The purpose of the peep rear sight aperture is to allow for a more precise shot, it allows the eye to look through a clean hole and apply the focus to the front sight (or more precisely to top-center of the front sight). The human eye can only focus on one thing at a time, if you shift focus from one point to another point your body’s natural reaction is to adjust to allow focus on that object. So if you apply focus to the rear sight, you lose focus of the front (i.e the front sight can be dancing around and you would not know). The rear peep sight allows your eye to look directly through it, your eye automatically focuses to the center due to the focus applied to the front sight (achieving the best focus). The proper use of the rear peep aperture and front sight post, is to look directly through the peep with 1.5-2 inches of eye relief, focus on the top-center of the front sight post, and align the focused top-center of the front sight post into the center of the blurry target.

One of the biggest problems in using this sighting system (for most shooters) is that they attempt to shift focus back and forth between the rear sight, the front sight and then the target. They are normally attempting to get perfect alignment, however their body’s natural reaction when shifting that focus is to adjust to allow better focus.

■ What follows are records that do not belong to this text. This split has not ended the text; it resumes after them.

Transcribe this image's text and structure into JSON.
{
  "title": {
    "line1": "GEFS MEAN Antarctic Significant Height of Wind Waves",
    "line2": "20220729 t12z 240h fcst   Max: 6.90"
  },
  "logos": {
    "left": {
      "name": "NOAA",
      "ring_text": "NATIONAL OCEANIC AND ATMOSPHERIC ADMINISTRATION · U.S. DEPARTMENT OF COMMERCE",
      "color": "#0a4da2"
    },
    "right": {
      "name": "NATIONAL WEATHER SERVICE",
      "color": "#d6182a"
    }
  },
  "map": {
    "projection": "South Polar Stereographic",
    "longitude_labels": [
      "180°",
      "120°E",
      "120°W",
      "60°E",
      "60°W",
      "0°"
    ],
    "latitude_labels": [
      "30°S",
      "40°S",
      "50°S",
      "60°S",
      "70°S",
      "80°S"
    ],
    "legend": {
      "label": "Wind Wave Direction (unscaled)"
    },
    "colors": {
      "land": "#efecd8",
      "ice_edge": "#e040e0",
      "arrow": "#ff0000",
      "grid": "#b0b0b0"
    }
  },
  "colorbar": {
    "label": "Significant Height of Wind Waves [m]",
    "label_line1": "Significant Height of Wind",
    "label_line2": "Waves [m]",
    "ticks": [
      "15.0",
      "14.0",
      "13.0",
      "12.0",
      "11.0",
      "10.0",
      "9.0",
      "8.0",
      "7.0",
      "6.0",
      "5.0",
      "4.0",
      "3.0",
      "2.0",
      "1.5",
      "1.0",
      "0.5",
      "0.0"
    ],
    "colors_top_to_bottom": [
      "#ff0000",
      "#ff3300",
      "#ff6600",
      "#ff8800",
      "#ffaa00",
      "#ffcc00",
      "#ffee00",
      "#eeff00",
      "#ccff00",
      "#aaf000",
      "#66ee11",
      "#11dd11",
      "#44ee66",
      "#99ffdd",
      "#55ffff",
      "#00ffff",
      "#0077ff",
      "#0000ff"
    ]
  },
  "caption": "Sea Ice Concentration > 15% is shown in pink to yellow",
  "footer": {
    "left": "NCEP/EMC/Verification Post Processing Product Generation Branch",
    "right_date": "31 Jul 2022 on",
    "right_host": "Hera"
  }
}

Example 1: you apply focus to the front sight and then shift between the front sight and target trying to gain perfect alignment. The result will be impacts being spaced out in a vertical pattern. This happens b/c as you shifted the focus from the front sight to the target; your body naturally moves the front sight down to get the best focus on the target. The vertical impact grouping is normally confused with poor breath control, however unless placed under heavy stress breathing hardly plays a factor (especially at close range such as a 25 meter zero range).

Example 2: You apply focus on the front sight and shift back and forth between the rear peep and the target, attempting to get that perfect sight picture. The down range result will normally be a large triangle pattern that is spread out upwards of 2 inches. Basically you are all over the place b/c you kept shifting focus and had no consistency during the firing.

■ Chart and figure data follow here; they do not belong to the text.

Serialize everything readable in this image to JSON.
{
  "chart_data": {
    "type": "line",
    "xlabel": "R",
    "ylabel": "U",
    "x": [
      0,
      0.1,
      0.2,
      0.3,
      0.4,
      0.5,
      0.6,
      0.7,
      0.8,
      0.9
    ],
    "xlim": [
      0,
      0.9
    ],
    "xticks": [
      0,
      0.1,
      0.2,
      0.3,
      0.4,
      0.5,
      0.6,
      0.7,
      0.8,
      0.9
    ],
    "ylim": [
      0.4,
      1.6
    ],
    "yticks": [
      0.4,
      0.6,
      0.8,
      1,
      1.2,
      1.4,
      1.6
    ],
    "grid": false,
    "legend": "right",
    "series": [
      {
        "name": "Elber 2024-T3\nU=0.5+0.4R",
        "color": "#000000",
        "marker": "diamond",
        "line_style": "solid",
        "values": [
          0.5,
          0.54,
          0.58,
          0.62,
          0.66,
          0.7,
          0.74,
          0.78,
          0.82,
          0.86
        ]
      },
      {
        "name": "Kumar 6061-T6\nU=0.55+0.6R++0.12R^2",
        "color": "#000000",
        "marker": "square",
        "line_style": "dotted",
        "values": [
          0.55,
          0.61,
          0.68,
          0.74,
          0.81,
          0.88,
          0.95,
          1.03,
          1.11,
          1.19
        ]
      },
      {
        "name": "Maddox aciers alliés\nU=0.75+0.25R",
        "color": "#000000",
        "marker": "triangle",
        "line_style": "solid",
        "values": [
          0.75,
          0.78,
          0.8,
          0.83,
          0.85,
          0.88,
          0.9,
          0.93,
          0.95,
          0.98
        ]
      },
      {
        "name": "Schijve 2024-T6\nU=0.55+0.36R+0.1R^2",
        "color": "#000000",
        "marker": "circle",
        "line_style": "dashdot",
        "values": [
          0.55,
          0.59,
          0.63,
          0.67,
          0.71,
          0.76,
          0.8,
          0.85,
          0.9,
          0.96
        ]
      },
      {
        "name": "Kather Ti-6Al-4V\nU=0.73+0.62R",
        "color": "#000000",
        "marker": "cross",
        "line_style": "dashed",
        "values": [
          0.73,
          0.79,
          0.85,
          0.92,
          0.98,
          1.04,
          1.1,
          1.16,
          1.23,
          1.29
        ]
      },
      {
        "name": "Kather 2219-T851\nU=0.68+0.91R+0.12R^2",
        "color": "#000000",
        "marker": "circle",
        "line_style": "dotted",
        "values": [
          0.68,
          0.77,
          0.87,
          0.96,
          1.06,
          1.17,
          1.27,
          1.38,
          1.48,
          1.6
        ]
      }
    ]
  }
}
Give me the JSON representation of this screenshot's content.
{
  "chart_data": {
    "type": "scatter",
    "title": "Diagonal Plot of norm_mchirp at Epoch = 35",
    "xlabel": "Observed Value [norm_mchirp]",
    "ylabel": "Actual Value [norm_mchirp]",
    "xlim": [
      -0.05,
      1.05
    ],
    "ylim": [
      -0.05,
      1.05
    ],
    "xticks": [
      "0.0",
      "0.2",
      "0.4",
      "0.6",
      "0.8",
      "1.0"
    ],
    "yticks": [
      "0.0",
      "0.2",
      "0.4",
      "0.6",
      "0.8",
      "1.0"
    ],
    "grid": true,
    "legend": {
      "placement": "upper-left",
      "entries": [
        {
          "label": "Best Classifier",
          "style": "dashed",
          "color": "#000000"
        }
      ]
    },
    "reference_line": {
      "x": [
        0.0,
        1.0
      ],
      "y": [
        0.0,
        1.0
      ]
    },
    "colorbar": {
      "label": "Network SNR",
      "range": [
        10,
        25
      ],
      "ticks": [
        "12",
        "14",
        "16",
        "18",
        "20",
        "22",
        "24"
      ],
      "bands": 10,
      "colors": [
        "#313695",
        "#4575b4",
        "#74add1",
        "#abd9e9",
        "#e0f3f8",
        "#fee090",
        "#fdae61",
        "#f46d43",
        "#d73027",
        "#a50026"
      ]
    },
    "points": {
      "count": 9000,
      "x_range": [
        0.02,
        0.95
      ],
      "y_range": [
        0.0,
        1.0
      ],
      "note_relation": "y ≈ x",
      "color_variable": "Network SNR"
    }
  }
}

Another issue that is common is that people place marks on the sights as reference points, this only adds to the above problems. However, a very small mark (a pin scratch) at the very center and top edge of the front sight post can be helpful for gaining clear focus on the sight.

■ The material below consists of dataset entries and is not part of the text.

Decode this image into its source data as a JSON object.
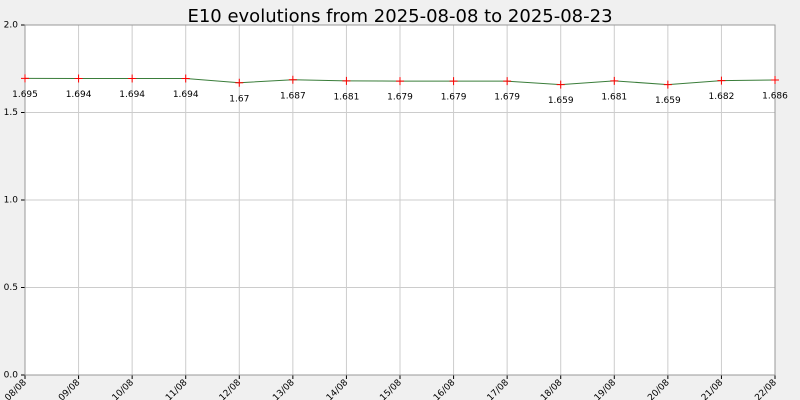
{
  "chart_data": {
    "type": "line",
    "title": "E10 evolutions from 2025-08-08 to 2025-08-23",
    "categories": [
      "08/08",
      "09/08",
      "10/08",
      "11/08",
      "12/08",
      "13/08",
      "14/08",
      "15/08",
      "16/08",
      "17/08",
      "18/08",
      "19/08",
      "20/08",
      "21/08",
      "22/08"
    ],
    "values": [
      1.695,
      1.694,
      1.694,
      1.694,
      1.67,
      1.687,
      1.681,
      1.679,
      1.679,
      1.679,
      1.659,
      1.681,
      1.659,
      1.682,
      1.686
    ],
    "color": "#3a7d3a",
    "marker_color": "#ff0000",
    "ylim": [
      0,
      2
    ],
    "yticks": [
      {
        "value": 0,
        "label": "0.0"
      },
      {
        "value": 0.5,
        "label": "0.5"
      },
      {
        "value": 1,
        "label": "1.0"
      },
      {
        "value": 1.5,
        "label": "1.5"
      },
      {
        "value": 2,
        "label": "2.0"
      }
    ],
    "grid": true
  }
}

One of the worst issues I see on ranges (primarily the zero range) is that people will place a marker on the center of the zero targets. This enforces exactly the opposite of the proper sight alignment and sight picture. The target should be blurry; any indicator you place on the target only makes it harder to maintain focus on the front sight.

Okay PMI is over now....:cool:


----------



## KBar666 (Sep 9, 2011)

Thanks guys, I haven't been around in while. This may be a much delayed reply but thanks anyhow.


----------